L’ALLARME: DIRITTI CIVILI A RISCHIO. Tra le novità annunciate dal ministro Díaz c’è l’inserimento, tra le «modalità di attacco violento ai funzionari di pubblica sicurezza», anche delle minacce verbali e lancio di oggetti.
Una nuova blindatura al già forte potere della polizia, ricordano le associazioni per i diritti umani, in un Paese che ha gli indici di criminalità più bassi dell’Unione europea e al contempo il tasso di detenuti più alto (157 per ogni 100 mila abitanti).

 

LA RESTRIZIONE SI ESTENDE ANCHE AL WEB. Nella proposta del governo Rajoy anche un attacco diretto a Internet, che sia nel movimento degli Indignados sia nelle proteste delle ultime settimane si è rivelato uno straordinario strumento di aggregazione. Convocare via web e sui social network manifestazioni sospettate di «alterare gravemente l’ordine pubblico» sarebbe considerato reato di organizzazione criminale, punibile con pene fino a 4 anni di carcere.
«Norma eventualmente inapplicabile, oltre che ingiusta», ha precisato Bondia, «perché porterebbe all’arresto di centinaia di migliaia di giovani che usano la Rete come strumento di condivisione di idee e progetti. Nessuno nega che ci siano i violenti e che vadano perseguiti. Il problema, però, è un altro: la gente scende in piazza perché vive disagi enormi, mentre lo Stato è disposto a tutto pur di fornire all’esterno un’immagine di rigore e “pulizia”». Lettera43

Corre voce che persino la rassegna gratuita on line della Camera, dopo innumerevoli altre chiusure chiuderà bottega in seguito ad una richiesta degli editori che non riuscivano più a vendere un straccio di giornale, editori ovviamente tutti figli della libertà senza alcun padrone. Quanto tempo manca alla chiusura di Icebergfinanza?
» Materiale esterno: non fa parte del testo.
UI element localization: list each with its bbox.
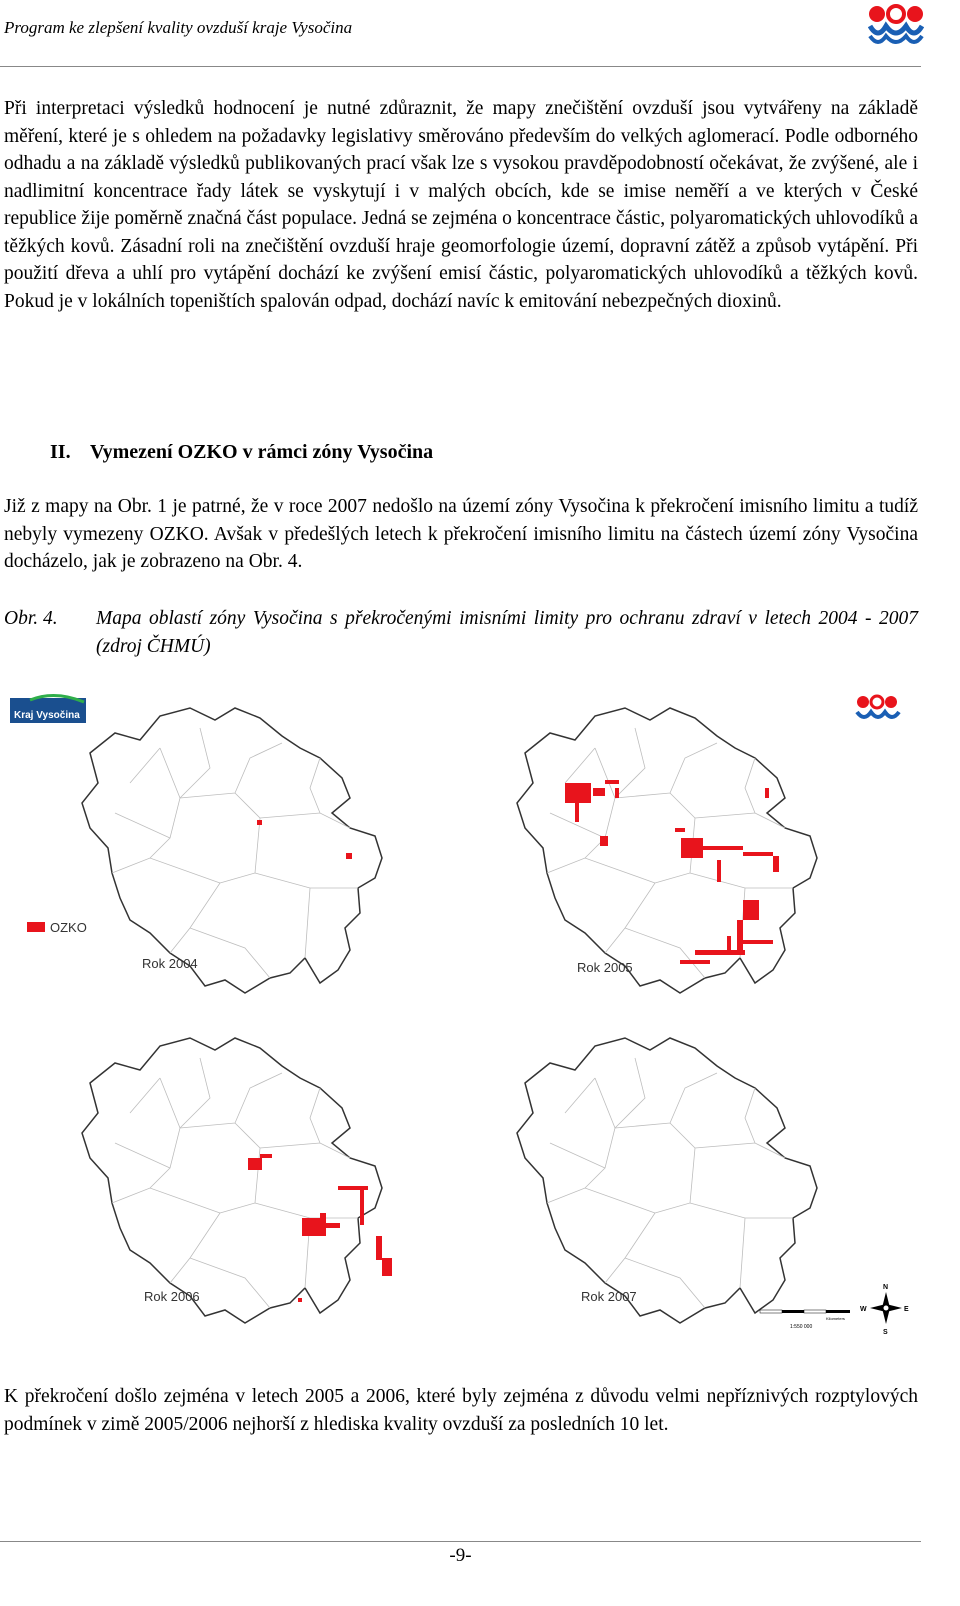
zone-paragraph: Již z mapy na Obr. 1 je patrné, že v roce 2007 nedošlo na území zóny Vysočina k překročení imisního limitu a tudíž nebyly vymezeny OZKO. Avšak v předešlých letech k překročení imisního limitu na částech území zóny Vysočina docházelo, jak je zobrazeno na Obr. 4. xyxy=(4,496,918,572)
chmu-logo-icon xyxy=(868,4,924,48)
year-label-2006: Rok 2006 xyxy=(144,1289,200,1304)
compass-n: N xyxy=(883,1284,889,1291)
footer-rule xyxy=(0,1541,921,1542)
scale-bar xyxy=(760,1310,850,1330)
legend xyxy=(27,920,87,935)
map-2006 xyxy=(82,1038,392,1323)
figure-label: Obr. 4. xyxy=(4,608,58,629)
figure-caption xyxy=(4,605,918,661)
compass-e: E xyxy=(904,1306,909,1313)
map-2004 xyxy=(82,708,382,993)
legend-swatch xyxy=(27,922,45,932)
compass-s: S xyxy=(883,1329,888,1336)
compass-rose-icon xyxy=(860,1284,909,1336)
year-label-2007: Rok 2007 xyxy=(581,1289,637,1304)
chmu-figure-logo-icon xyxy=(857,696,899,717)
year-label-2004: Rok 2004 xyxy=(142,956,198,971)
scale-unit: Kilometers xyxy=(826,1316,845,1321)
ozko-maps-figure xyxy=(0,688,960,1348)
intro-paragraph: Při interpretaci výsledků hodnocení je nutné zdůraznit, že mapy znečištění ovzduší jsou vytvářeny na základě měření, které je s ohledem na požadavky legislativy směrováno především do velkých aglomerací. Podle odborného odhadu a na základě výsledků publikovaných prací však lze s vysokou pravděpodobností očekávat, že zvýšené, ale i nadlimitní koncentrace řady látek se vyskytují i v malých obcích, kde se imise neměří a ve kterých v České republice žije poměrně značná část populace. Jedná se zejména o koncentrace částic, polyaromatických uhlovodíků a těžkých kovů. Zásadní roli na znečištění ovzduší hraje geomorfologie území, dopravní zátěž a způsob vytápění. Při použití dřeva a uhlí pro vytápění dochází ke zvýšení emisí částic, polyaromatických uhlovodíků a těžkých kovů. Pokud je v lokálních topeništích spalován odpad, dochází navíc k emitování nebezpečných dioxinů. xyxy=(4,98,918,312)
compass-w: W xyxy=(860,1306,867,1313)
page-number: -9- xyxy=(449,1545,472,1566)
legend-label: OZKO xyxy=(50,920,87,935)
section-heading xyxy=(50,441,433,464)
logo-text: Kraj Vysočina xyxy=(14,710,80,721)
map-2007 xyxy=(517,1038,817,1323)
kraj-vysocina-logo-icon xyxy=(10,695,86,723)
year-label-2005: Rok 2005 xyxy=(577,960,633,975)
map-2005 xyxy=(517,708,817,993)
figure-caption-text: Mapa oblastí zóny Vysočina s překročenými imisními limity pro ochranu zdraví v letech 2004 - 2007 (zdroj ČHMÚ) xyxy=(96,608,918,657)
section-number: II. xyxy=(50,441,71,463)
conclusion-paragraph: K překročení došlo zejména v letech 2005 a 2006, které byly zejména z důvodu velmi nepříznivých rozptylových podmínek v zimě 2005/2006 nejhorší z hlediska kvality ovzduší za posledních 10 let. xyxy=(4,1386,918,1435)
header-title: Program ke zlepšení kvality ovzduší kraje Vysočina xyxy=(4,18,353,37)
section-title: Vymezení OZKO v rámci zóny Vysočina xyxy=(90,441,434,463)
scale-label: 1:550 000 xyxy=(790,1324,813,1330)
header-rule xyxy=(0,66,921,67)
Possiamo girarci intorno quanto si vuole, ma consiglio di non dimenticare quanto accadde alla Germania del trattato di Versailles e quanto è accaduto recentemente in Grecia!

Ognuno di noi inoltre farebbe bene a non dimenticare chi sono gli uomini che stanno amministrando il rigore e la sobrietà europea…chiunque dimentica il suo passato è destinato prima o poi a riviverlo!

1 commento Commenta
billbill
Scritto il 16 Aprile 2012 at 09:54

Il sequestro delle libertà fa a braccetto col sequestro delle democrazie, che sta accelerando in questi ultimi mesi. Tutti i dittatori finiscono male, ma prima fanno sopportare al popolo pene immense. Il blocco della libertà di espressione su internet sarà il segno tangibile della fine della libertà.

A proposito, avete visto come la Gabanelli (Report) si sia velocemente schierata con i finanzieri psicopatici?